Sunday, March 30, 2014

Hippity-Hoppity! You know what's coming! Photos by Photography by Melisa

Tulips and daffodils and hyacinth mean sneezing at our house, but they also mean Easter is coming up!  Mom and I are busily preparing for a home-freshening for one of her long-time and most loved clients, but in all the chaos, I didn't want to forget to share our Easter brunch and tabletop ideas. 

Easter is the second favorite holiday at the Malcolm house--we usually celebrate with a "young, fat hen" and dressing, asparagus, deviled eggs, Sister Schubert rolls and mashed potatoes.  I think we celebrate it with a lot of gusto because it represents not only the rising of our Savior, but also it signals a season change, a renewal, and a return to life outside our windows.  This year, the 5 of us, Mark & I and the girls, will celebrate with an easy mid-morning brunch, leaving all afternoon for egg hunting and the traditional wiffle ball game in which we use Easter eggs, not wiffle balls, thereby totally trashing the entire street with boiled eggs and shells.  Those things explode like grenades when you hit them with a wiffle ball bat!






I think I have mentioned before a book that I love, The Collected Tabletop by Kathryn Greeley.  She subscribes to the same belief that I do, that any space is better, including your tabletop, when it has history.  I rarely create any room, home, or tablescape for myself or my clients that is strictly "new".  It is special when it reflects the individual or family it serves and including items with historical and sentimental significance is the best way to add that special touch!

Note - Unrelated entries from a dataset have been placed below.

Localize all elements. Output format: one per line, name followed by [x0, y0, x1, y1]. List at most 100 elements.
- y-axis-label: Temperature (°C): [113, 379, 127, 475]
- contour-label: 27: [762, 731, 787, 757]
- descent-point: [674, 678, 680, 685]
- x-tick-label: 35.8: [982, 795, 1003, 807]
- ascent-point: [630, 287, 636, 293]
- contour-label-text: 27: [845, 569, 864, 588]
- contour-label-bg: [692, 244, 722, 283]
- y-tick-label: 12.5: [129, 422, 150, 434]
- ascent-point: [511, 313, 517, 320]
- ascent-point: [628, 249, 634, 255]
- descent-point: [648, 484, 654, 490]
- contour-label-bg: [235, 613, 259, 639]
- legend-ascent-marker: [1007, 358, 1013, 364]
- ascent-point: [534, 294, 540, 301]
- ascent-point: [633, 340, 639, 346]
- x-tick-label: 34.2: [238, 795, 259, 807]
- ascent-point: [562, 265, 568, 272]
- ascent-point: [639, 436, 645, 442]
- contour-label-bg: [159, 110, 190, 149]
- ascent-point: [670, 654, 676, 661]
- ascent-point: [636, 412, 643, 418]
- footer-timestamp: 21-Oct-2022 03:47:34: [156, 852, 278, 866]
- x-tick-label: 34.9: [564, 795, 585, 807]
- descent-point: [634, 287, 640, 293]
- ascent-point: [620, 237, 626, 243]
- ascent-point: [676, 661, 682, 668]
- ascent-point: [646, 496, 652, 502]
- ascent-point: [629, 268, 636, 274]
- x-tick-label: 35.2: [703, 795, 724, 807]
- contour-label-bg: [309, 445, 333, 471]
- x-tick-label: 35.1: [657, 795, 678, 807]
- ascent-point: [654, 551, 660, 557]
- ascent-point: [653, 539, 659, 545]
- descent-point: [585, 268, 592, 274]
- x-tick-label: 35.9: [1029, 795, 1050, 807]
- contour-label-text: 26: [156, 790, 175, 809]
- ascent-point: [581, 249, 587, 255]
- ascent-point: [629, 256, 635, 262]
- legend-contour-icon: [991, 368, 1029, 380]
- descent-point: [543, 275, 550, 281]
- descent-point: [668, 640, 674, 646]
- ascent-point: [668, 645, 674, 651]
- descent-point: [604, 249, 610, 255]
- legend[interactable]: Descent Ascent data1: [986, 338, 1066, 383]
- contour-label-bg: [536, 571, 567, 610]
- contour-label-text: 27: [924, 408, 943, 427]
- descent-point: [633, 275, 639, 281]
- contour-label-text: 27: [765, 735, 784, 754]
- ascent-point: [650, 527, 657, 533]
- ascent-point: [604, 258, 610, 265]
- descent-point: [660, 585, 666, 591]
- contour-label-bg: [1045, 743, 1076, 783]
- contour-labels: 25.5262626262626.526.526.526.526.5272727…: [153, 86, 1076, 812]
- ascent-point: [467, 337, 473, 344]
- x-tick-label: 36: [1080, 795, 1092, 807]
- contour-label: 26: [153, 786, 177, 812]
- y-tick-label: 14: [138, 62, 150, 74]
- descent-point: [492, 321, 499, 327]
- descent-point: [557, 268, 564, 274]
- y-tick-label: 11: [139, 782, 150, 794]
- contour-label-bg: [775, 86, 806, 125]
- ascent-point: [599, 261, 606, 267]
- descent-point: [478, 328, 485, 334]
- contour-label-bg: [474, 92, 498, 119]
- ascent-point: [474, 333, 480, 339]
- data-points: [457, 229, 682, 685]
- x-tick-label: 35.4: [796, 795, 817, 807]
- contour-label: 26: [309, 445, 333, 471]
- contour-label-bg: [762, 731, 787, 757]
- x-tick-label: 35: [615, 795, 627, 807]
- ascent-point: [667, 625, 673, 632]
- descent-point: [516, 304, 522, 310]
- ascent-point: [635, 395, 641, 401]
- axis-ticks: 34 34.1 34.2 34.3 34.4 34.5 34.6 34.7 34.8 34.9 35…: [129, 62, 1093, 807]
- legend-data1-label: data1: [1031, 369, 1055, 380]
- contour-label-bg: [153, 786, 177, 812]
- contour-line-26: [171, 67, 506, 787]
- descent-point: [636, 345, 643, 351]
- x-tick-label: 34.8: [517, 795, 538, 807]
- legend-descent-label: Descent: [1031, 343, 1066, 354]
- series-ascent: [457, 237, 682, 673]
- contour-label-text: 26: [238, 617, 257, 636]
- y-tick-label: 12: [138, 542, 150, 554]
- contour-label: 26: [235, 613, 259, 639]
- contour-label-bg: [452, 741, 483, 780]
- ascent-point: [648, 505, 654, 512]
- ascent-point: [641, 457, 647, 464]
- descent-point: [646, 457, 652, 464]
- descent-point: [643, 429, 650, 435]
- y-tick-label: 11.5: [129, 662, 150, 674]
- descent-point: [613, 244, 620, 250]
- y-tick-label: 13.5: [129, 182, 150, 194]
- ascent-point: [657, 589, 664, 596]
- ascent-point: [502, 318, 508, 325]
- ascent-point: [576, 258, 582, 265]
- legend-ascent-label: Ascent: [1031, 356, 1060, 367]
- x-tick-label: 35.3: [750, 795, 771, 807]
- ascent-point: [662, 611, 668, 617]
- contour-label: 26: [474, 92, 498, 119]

For this brunch, I used my Mom's original sterling flatware that she chose when she and Daddy first got married.  I think it is beautiful, it is simple and elegant.  My precious LouLou's vintage china cups and saucers are springy and lovely and my Mema's milk glass goblets--you can just see the stem up there, top left--are all tabletop elements that are very  meaningful to me and my family.


I am a huge believer in a high/low mix unless the occasion is super formal.  While we occasionally host or attend super formal events, I would have to say that it is more fun to have a little more leeway in your table design.  The beautiful banded china dinner plate was a gift from my Aunt Dot who taught me how to throw a party  She was a consummate hostess who is probably responsible for my entertaining genes.  The dinner and salad/dessert plates are fine china but I think they mix well with the sweet Caskata bunny plates (relatively inexpensive) and the flea market egg cups (very very inexpensive:, like 6 for a dollar inexpensive) 

 

The inexpensive ceramic bunnies look perfectly at home with the Baccarat and Waterford eggs--the mix is what makes it work, in your home, in your closet, on your table!


Lovely!


 And hey!  I made those napkins last year!  They are simply flour sack tea towels with transfers, Tres French and Tres EZ!  Trust me, I'm not crafty, if I can do that, anyone can do that!


We will serve from the bar a super easy make-ahead breakfast casserole, I will try to remember to post the recipe in the next few days.  The buffet will have bisquettes (that's canned biscuits, cut in quarters and brushed with egg whites, baked till golden, they are beautiful and just the right size for little ones), real butter (it would be nice if you could find some real homemade butter.  My BFF Sandy Massey's grandmother Lola made real butter when I was little and we called it oleo), fresh apple butter and blackberry preserves, iced shortbread and fresh strawberries and blueberries


I'd like to take credit for this beauty, but any fresh fruit in my Mema's milk glass compote is going to be stunning.  Please note the beautiful iced shortbread by my friend Sarah DeClerk who is truly an artist.  If you haven't called her already, get in touch with her soon at Ann Potter Baking!


Look at these things, everything she does is like a work of art!



Can you see the little lamb butter dish?  It is so cute and Easter-ish, and of course, I do have an affinity for any little lambs:)



A little better pic of the lamb butter dish

 


There's another, this one is from Peter's Pottery.  Peter apparently split from the McCarty's.  I still much prefer the McCarty's dinnerware, but Peter's lambs are awesome! 





Fresh forsythia in the crazy lady's head, so pretty--also had I straightened the bottom panel, this would have been an excellent shot of the gorgeous tablecloth made by Linda McNeil of Batesville, one of two amazing seamstresses I use almost exclusively, the other being Linda Taylor of Oxford.  The Linda's of North Arkansas are so talented and create from fabric what I see in my head!

 

One more shot of those beautiful strawberries in the milk glass and Sarah DeClerk's iced shortbread.  It's almost too pretty to eat.  But I will.


Happy Easter and Happy Spring from all of us!